“MONSTERS”— The Strain of Sacrifice

“MONSTERS”

The Strain of Sacrifice

Amos Lassen

Romanian director Marius Olteanu’s “Monsters” is a strong, if not definitive statement, on the troubling human tendencies which wound and mar us. Who are the monsters? Can it be that all of us are monsters when we look at how we all deal with environment, religion, etiquette and tradition; those characteristics that define a culture. The resiliency we gain via our individuality and not the blind devotion to institution is what provides for fulfillment rather than survival.

 “Monsters” is a tragic saga that explores the social taboos surrounding sexual identity and female emancipation in modern-day Romania. This is a relationship drama told across three chapters that explores the relationship between modern cultures and sexual identity but pushes the envelope further by examining the psychological impact of living in a society where women are still primarily regarded as mothers and wives. The focus is on the lives of a husband and wife struggling to self-actualize. The first two chapters occur on the same night. The first opens on Dana (Judith State) as she washes away her tears in a train station bathroom before jumping into a cab and spending the night travelling around Bucharest. The second follows Arthur (Cristian Popa) who, after an intense gym sessions, visits the apartment of a man he met on Grindr to have awkward, casual sex.

Olteanu doesn’t give information about the couple’s past and instead has the audience  explore their body language and carefully calibrated confessions to understand their conflict. The first two chapters are perfectly suited to their respective nights of introspection. But it also alludes to the violence and pain often required to achieve any semblance of fulfilment.

In the film’s final chapter, the pair wake up next to each other in their marital bed but the emotional fireworks they risk setting off never ignite. Instead they depart the house together to attend a friend’s daughter’s baptism, before having dinner with Arthur’s conservative grandmother who yells at Dana for failing to give Arthur a child. Do the Monsters of the film’s title relate to the pair’s inner demons, or how women like this will view them if they choose to be true to themselves?
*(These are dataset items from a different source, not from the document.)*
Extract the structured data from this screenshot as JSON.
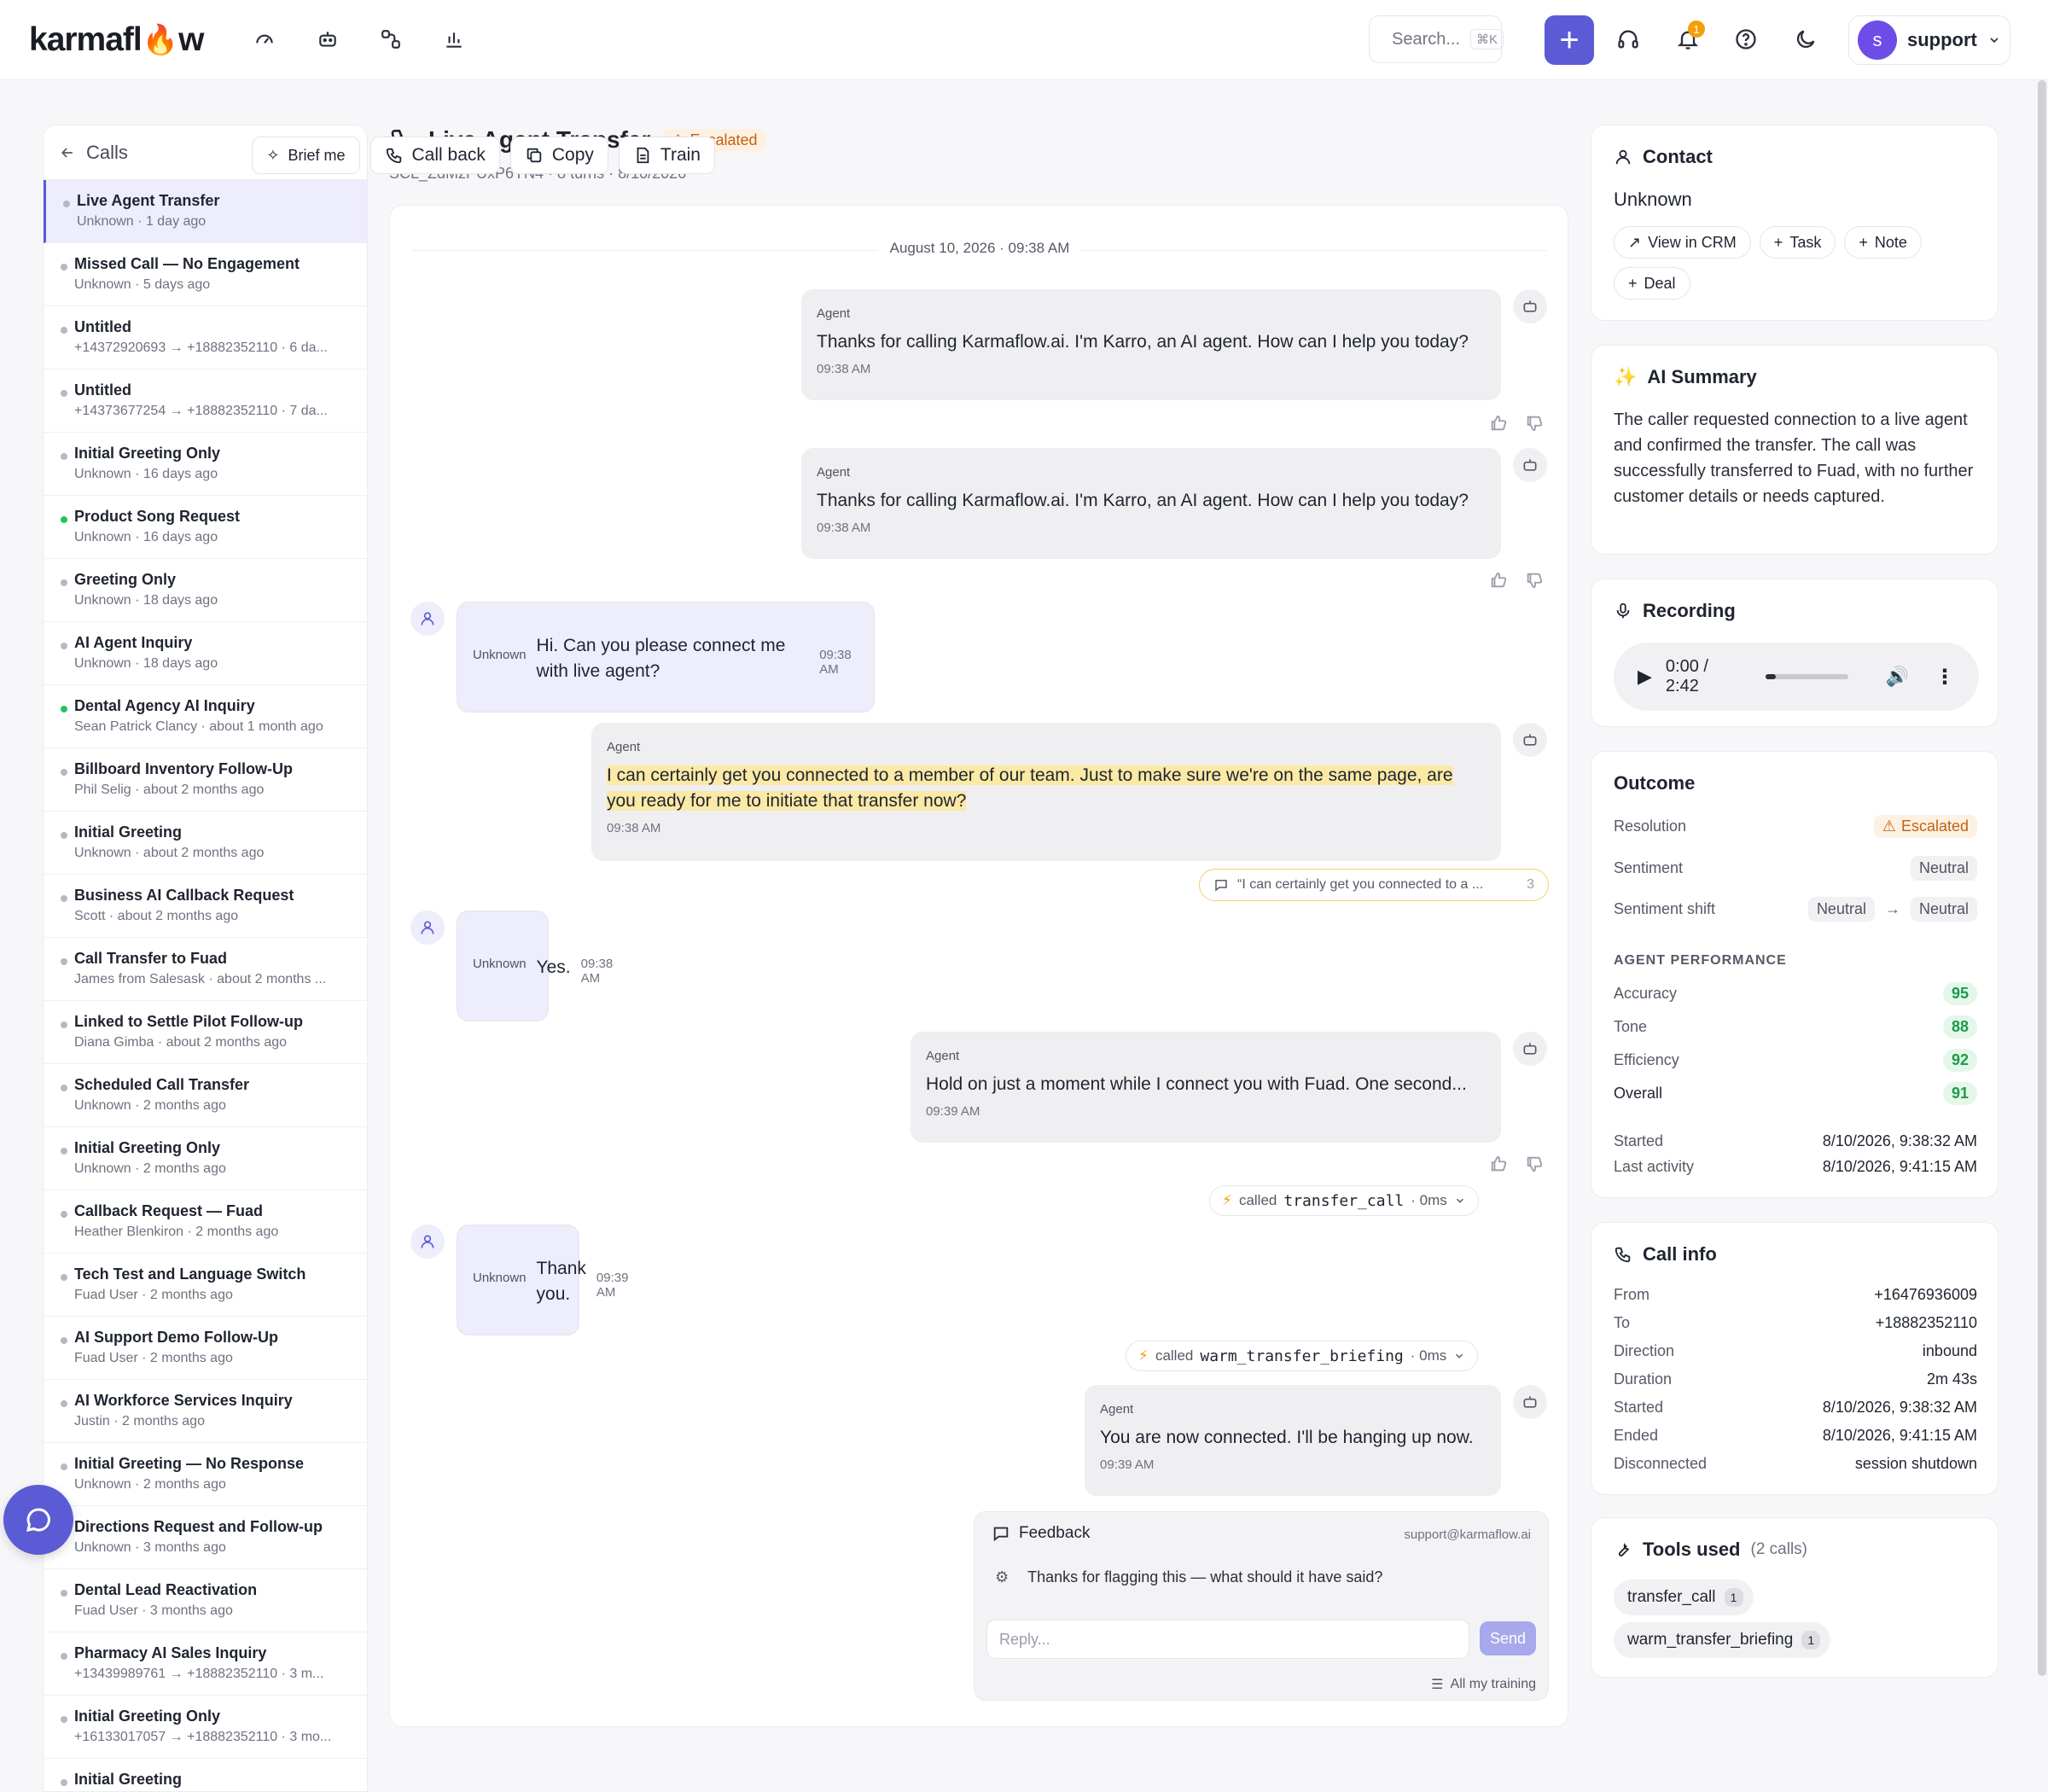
{
  "brand": {
    "logo_a": "karmafl",
    "logo_b": "w"
  },
  "topbar": {
    "nav_icons": [
      "gauge-icon",
      "bot-icon",
      "workflow-icon",
      "bar-chart-icon"
    ],
    "search_placeholder": "Search...",
    "search_kbd": "⌘K",
    "notifications_count": "1",
    "user_initial": "s",
    "user_name": "support"
  },
  "sidebar": {
    "title": "Calls",
    "items": [
      {
        "title": "Live Agent Transfer",
        "sub": "Unknown · 1 day ago",
        "dot": "gray",
        "active": true
      },
      {
        "title": "Missed Call — No Engagement",
        "sub": "Unknown · 5 days ago",
        "dot": "gray"
      },
      {
        "title": "Untitled",
        "sub": "+14372920693 → +18882352110 · 6 da...",
        "dot": "gray"
      },
      {
        "title": "Untitled",
        "sub": "+14373677254 → +18882352110 · 7 da...",
        "dot": "gray"
      },
      {
        "title": "Initial Greeting Only",
        "sub": "Unknown · 16 days ago",
        "dot": "gray"
      },
      {
        "title": "Product Song Request",
        "sub": "Unknown · 16 days ago",
        "dot": "green"
      },
      {
        "title": "Greeting Only",
        "sub": "Unknown · 18 days ago",
        "dot": "gray"
      },
      {
        "title": "AI Agent Inquiry",
        "sub": "Unknown · 18 days ago",
        "dot": "gray"
      },
      {
        "title": "Dental Agency AI Inquiry",
        "sub": "Sean Patrick Clancy · about 1 month ago",
        "dot": "green"
      },
      {
        "title": "Billboard Inventory Follow-Up",
        "sub": "Phil Selig · about 2 months ago",
        "dot": "gray"
      },
      {
        "title": "Initial Greeting",
        "sub": "Unknown · about 2 months ago",
        "dot": "gray"
      },
      {
        "title": "Business AI Callback Request",
        "sub": "Scott · about 2 months ago",
        "dot": "gray"
      },
      {
        "title": "Call Transfer to Fuad",
        "sub": "James from Salesask · about 2 months ...",
        "dot": "gray"
      },
      {
        "title": "Linked to Settle Pilot Follow-up",
        "sub": "Diana Gimba · about 2 months ago",
        "dot": "gray"
      },
      {
        "title": "Scheduled Call Transfer",
        "sub": "Unknown · 2 months ago",
        "dot": "gray"
      },
      {
        "title": "Initial Greeting Only",
        "sub": "Unknown · 2 months ago",
        "dot": "gray"
      },
      {
        "title": "Callback Request — Fuad",
        "sub": "Heather Blenkiron · 2 months ago",
        "dot": "gray"
      },
      {
        "title": "Tech Test and Language Switch",
        "sub": "Fuad User · 2 months ago",
        "dot": "gray"
      },
      {
        "title": "AI Support Demo Follow-Up",
        "sub": "Fuad User · 2 months ago",
        "dot": "gray"
      },
      {
        "title": "AI Workforce Services Inquiry",
        "sub": "Justin · 2 months ago",
        "dot": "gray"
      },
      {
        "title": "Initial Greeting — No Response",
        "sub": "Unknown · 2 months ago",
        "dot": "gray"
      },
      {
        "title": "Directions Request and Follow-up",
        "sub": "Unknown · 3 months ago",
        "dot": "gray"
      },
      {
        "title": "Dental Lead Reactivation",
        "sub": "Fuad User · 3 months ago",
        "dot": "gray"
      },
      {
        "title": "Pharmacy AI Sales Inquiry",
        "sub": "+13439989761 → +18882352110 · 3 m...",
        "dot": "gray"
      },
      {
        "title": "Initial Greeting Only",
        "sub": "+16133017057 → +18882352110 · 3 mo...",
        "dot": "gray"
      },
      {
        "title": "Initial Greeting",
        "sub": "",
        "dot": "gray"
      }
    ]
  },
  "call": {
    "title": "Live Agent Transfer",
    "status": "Escalated",
    "meta": "SCL_ZdMzPUxP6YN4 · 8 turns · 8/10/2026",
    "actions": {
      "brief": "Brief me",
      "callback": "Call back",
      "copy": "Copy",
      "train": "Train"
    }
  },
  "transcript": {
    "date": "August 10, 2026 · 09:38 AM",
    "messages": [
      {
        "who": "Agent",
        "text": "Thanks for calling Karmaflow.ai. I'm Karro, an AI agent. How can I help you today?",
        "time": "09:38 AM"
      },
      {
        "who": "Agent",
        "text": "Thanks for calling Karmaflow.ai. I'm Karro, an AI agent. How can I help you today?",
        "time": "09:38 AM"
      },
      {
        "who": "Unknown",
        "text": "Hi. Can you please connect me with live agent?",
        "time": "09:38 AM"
      },
      {
        "who": "Agent",
        "text": "I can certainly get you connected to a member of our team. Just to make sure we're on the same page, are you ready for me to initiate that transfer now?",
        "time": "09:38 AM"
      },
      {
        "who": "Unknown",
        "text": "Yes.",
        "time": "09:38 AM"
      },
      {
        "who": "Agent",
        "text": "Hold on just a moment while I connect you with Fuad. One second...",
        "time": "09:39 AM"
      },
      {
        "who": "Unknown",
        "text": "Thank you.",
        "time": "09:39 AM"
      },
      {
        "who": "Agent",
        "text": "You are now connected. I'll be hanging up now.",
        "time": "09:39 AM"
      }
    ],
    "quote": "“I can certainly get you connected to a ...",
    "quote_count": "3",
    "tool1": {
      "prefix": "called",
      "name": "transfer_call",
      "dur": "· 0ms"
    },
    "tool2": {
      "prefix": "called",
      "name": "warm_transfer_briefing",
      "dur": "· 0ms"
    },
    "feedback": {
      "title": "Feedback",
      "email": "support@karmaflow.ai",
      "question": "Thanks for flagging this — what should it have said?",
      "reply_placeholder": "Reply...",
      "send": "Send",
      "all_training": "All my training"
    }
  },
  "contact": {
    "title": "Contact",
    "name": "Unknown",
    "chips": [
      "View in CRM",
      "Task",
      "Note",
      "Deal"
    ]
  },
  "summary": {
    "title": "AI Summary",
    "text": "The caller requested connection to a live agent and confirmed the transfer. The call was successfully transferred to Fuad, with no further customer details or needs captured."
  },
  "recording": {
    "title": "Recording",
    "time": "0:00 / 2:42",
    "progress": 0.0
  },
  "outcome": {
    "title": "Outcome",
    "resolution_label": "Resolution",
    "resolution": "Escalated",
    "sentiment_label": "Sentiment",
    "sentiment": "Neutral",
    "shift_label": "Sentiment shift",
    "shift_from": "Neutral",
    "shift_to": "Neutral",
    "perf_title": "AGENT PERFORMANCE",
    "accuracy_label": "Accuracy",
    "accuracy": "95",
    "tone_label": "Tone",
    "tone": "88",
    "efficiency_label": "Efficiency",
    "efficiency": "92",
    "overall_label": "Overall",
    "overall": "91",
    "started_label": "Started",
    "started": "8/10/2026, 9:38:32 AM",
    "last_label": "Last activity",
    "last": "8/10/2026, 9:41:15 AM"
  },
  "callinfo": {
    "title": "Call info",
    "rows": [
      {
        "k": "From",
        "v": "+16476936009"
      },
      {
        "k": "To",
        "v": "+18882352110"
      },
      {
        "k": "Direction",
        "v": "inbound"
      },
      {
        "k": "Duration",
        "v": "2m 43s"
      },
      {
        "k": "Started",
        "v": "8/10/2026, 9:38:32 AM"
      },
      {
        "k": "Ended",
        "v": "8/10/2026, 9:41:15 AM"
      },
      {
        "k": "Disconnected",
        "v": "session shutdown"
      }
    ]
  },
  "tools": {
    "title": "Tools used",
    "count": "(2 calls)",
    "items": [
      {
        "name": "transfer_call",
        "n": "1"
      },
      {
        "name": "warm_transfer_briefing",
        "n": "1"
      }
    ]
  },
  "colors": {
    "accent": "#5b5bd6",
    "escalated": "#c2620e",
    "score": "#1f9a4b"
  }
}
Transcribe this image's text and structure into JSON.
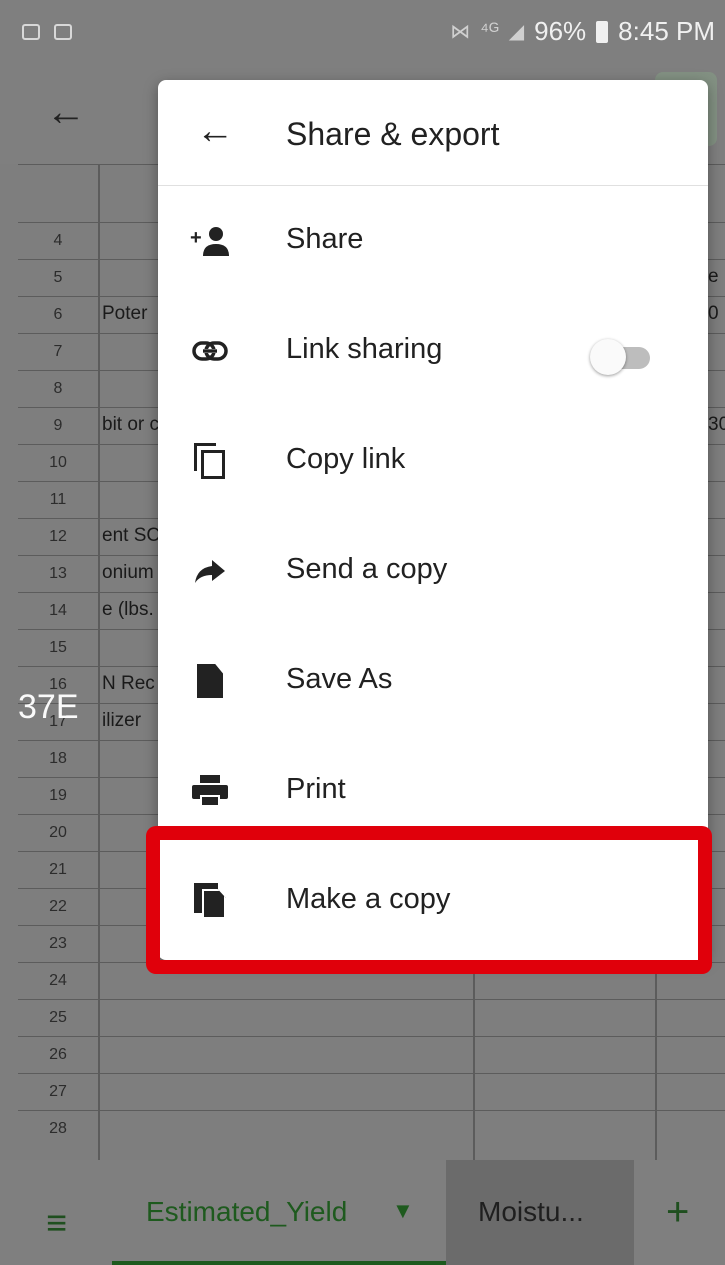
{
  "status_bar": {
    "battery": "96%",
    "time": "8:45 PM"
  },
  "sheet": {
    "row_numbers": [
      "4",
      "5",
      "6",
      "7",
      "8",
      "9",
      "10",
      "11",
      "12",
      "13",
      "14",
      "15",
      "16",
      "17",
      "18",
      "19",
      "20",
      "21",
      "22",
      "23",
      "24",
      "25",
      "26",
      "27",
      "28"
    ],
    "cells": {
      "r6": "Poter",
      "r9": "bit or c",
      "r12": "ent SC",
      "r13": "onium",
      "r14": "e (lbs.",
      "r16": "N Rec",
      "r17": "ilizer"
    },
    "right_cells": {
      "r5": "e",
      "r6": "0",
      "r9": "30"
    },
    "stray_text": "37E"
  },
  "menu": {
    "title": "Share & export",
    "items": [
      {
        "icon": "add-person-icon",
        "label": "Share"
      },
      {
        "icon": "link-icon",
        "label": "Link sharing",
        "toggle": false
      },
      {
        "icon": "copy-link-icon",
        "label": "Copy link"
      },
      {
        "icon": "send-icon",
        "label": "Send a copy"
      },
      {
        "icon": "document-icon",
        "label": "Save As"
      },
      {
        "icon": "print-icon",
        "label": "Print"
      },
      {
        "icon": "make-copy-icon",
        "label": "Make a copy"
      }
    ]
  },
  "tabs": {
    "active": "Estimated_Yield",
    "active_caret": "▼",
    "other": "Moistu...",
    "add": "+"
  },
  "colors": {
    "highlight": "#e0000b",
    "active_tab": "#1e5a1e"
  }
}
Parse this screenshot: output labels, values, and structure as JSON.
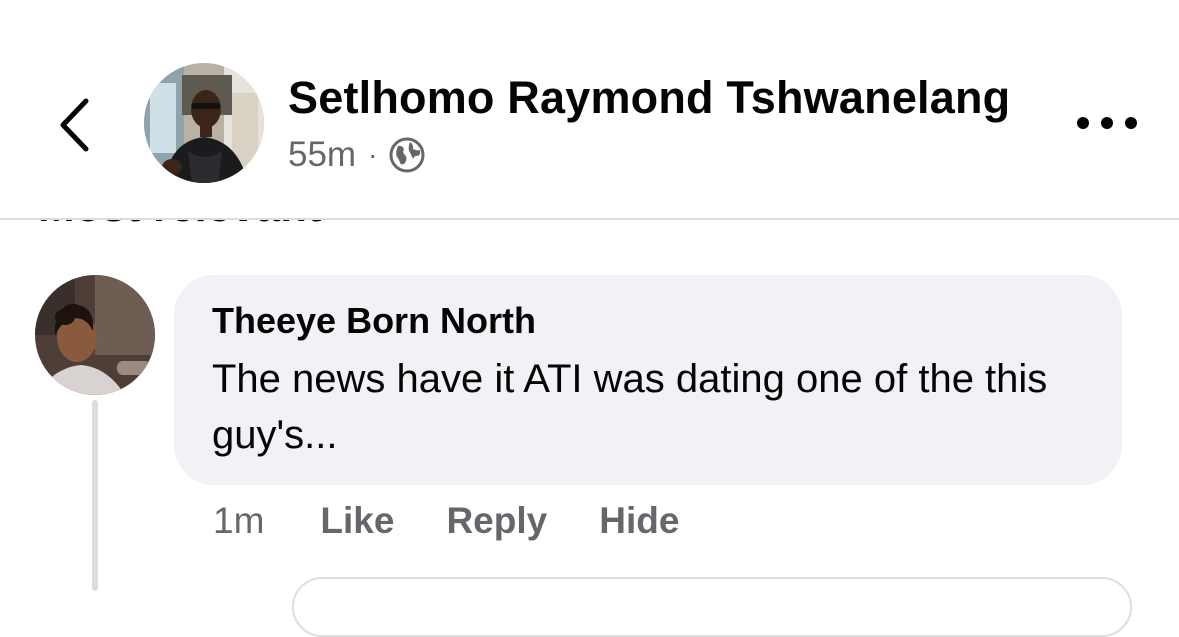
{
  "post": {
    "author_name": "Setlhomo Raymond Tshwanelang",
    "time": "55m",
    "separator": "·",
    "audience_icon": "globe-icon"
  },
  "header_icons": {
    "back": "chevron-left-icon",
    "more": "more-horizontal-icon"
  },
  "comments_sort": {
    "label": "Most relevant"
  },
  "comment": {
    "author": "Theeye Born North",
    "text": "The news have it ATI was dating one of the this guy's...",
    "time": "1m",
    "actions": {
      "like": "Like",
      "reply": "Reply",
      "hide": "Hide"
    }
  },
  "colors": {
    "text_primary": "#050505",
    "text_secondary": "#65676b",
    "bubble_bg": "#f0f2f5",
    "divider": "#dcdde1"
  }
}
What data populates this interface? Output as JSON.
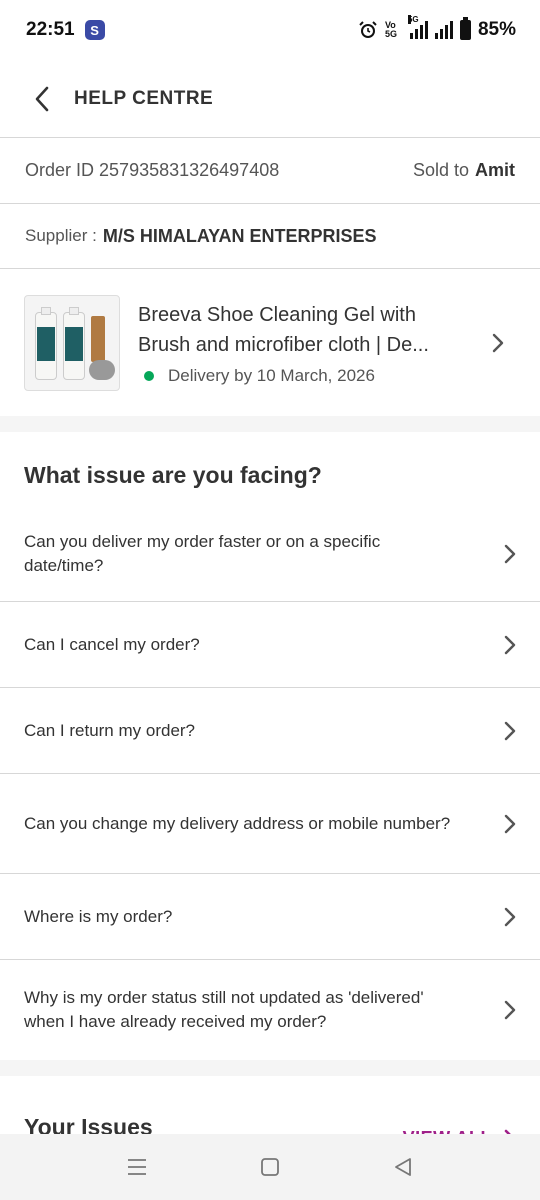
{
  "status_bar": {
    "time": "22:51",
    "app_icon": "S",
    "volte_label_top": "Vo",
    "volte_label_bottom": "5G",
    "network": "5G",
    "battery": "85%"
  },
  "header": {
    "title": "HELP CENTRE",
    "back_icon": "chevron-left-icon"
  },
  "order": {
    "order_id_label": "Order ID",
    "order_id": "257935831326497408",
    "sold_to_label": "Sold to",
    "sold_to_name": "Amit"
  },
  "supplier": {
    "label": "Supplier :",
    "name": "M/S HIMALAYAN ENTERPRISES"
  },
  "product": {
    "title": "Breeva Shoe Cleaning Gel with Brush and microfiber cloth | De...",
    "delivery": "Delivery by 10 March, 2026",
    "status_color": "#06a759"
  },
  "issues_section": {
    "title": "What issue are you facing?",
    "items": [
      {
        "label": "Can you deliver my order faster or on a specific date/time?"
      },
      {
        "label": "Can I cancel my order?"
      },
      {
        "label": "Can I return my order?"
      },
      {
        "label": "Can you change my delivery address or mobile number?"
      },
      {
        "label": "Where is my order?"
      },
      {
        "label": "Why is my order status still not updated as 'delivered' when I have already received my order?"
      }
    ]
  },
  "your_issues": {
    "title": "Your Issues",
    "view_all": "VIEW ALL",
    "accent_color": "#9f2089"
  },
  "nav": {
    "icons": [
      "menu-icon",
      "home-square-icon",
      "back-triangle-icon"
    ]
  }
}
This is not a conventional romance where love blossoms; we simply observe two people attempt to dismantle their supportive relationship in order to achieve some degree of contentment. But it’s not a simple as it sounds. Towards the end of the film Arthur asks Dana “Why did you stay with me?”. It’s a question she can only answer by asking him the same thing back, with the silence that follows suggesting that perhaps a loving relationship isn’t always the most nurturing space for an honest and liberating exploration of identity.

The movie succeeds in engaging the audience with a discussion on the futility of love, but also on social pressure, compromise and the overwhelming noise that surrounds us in the modern world.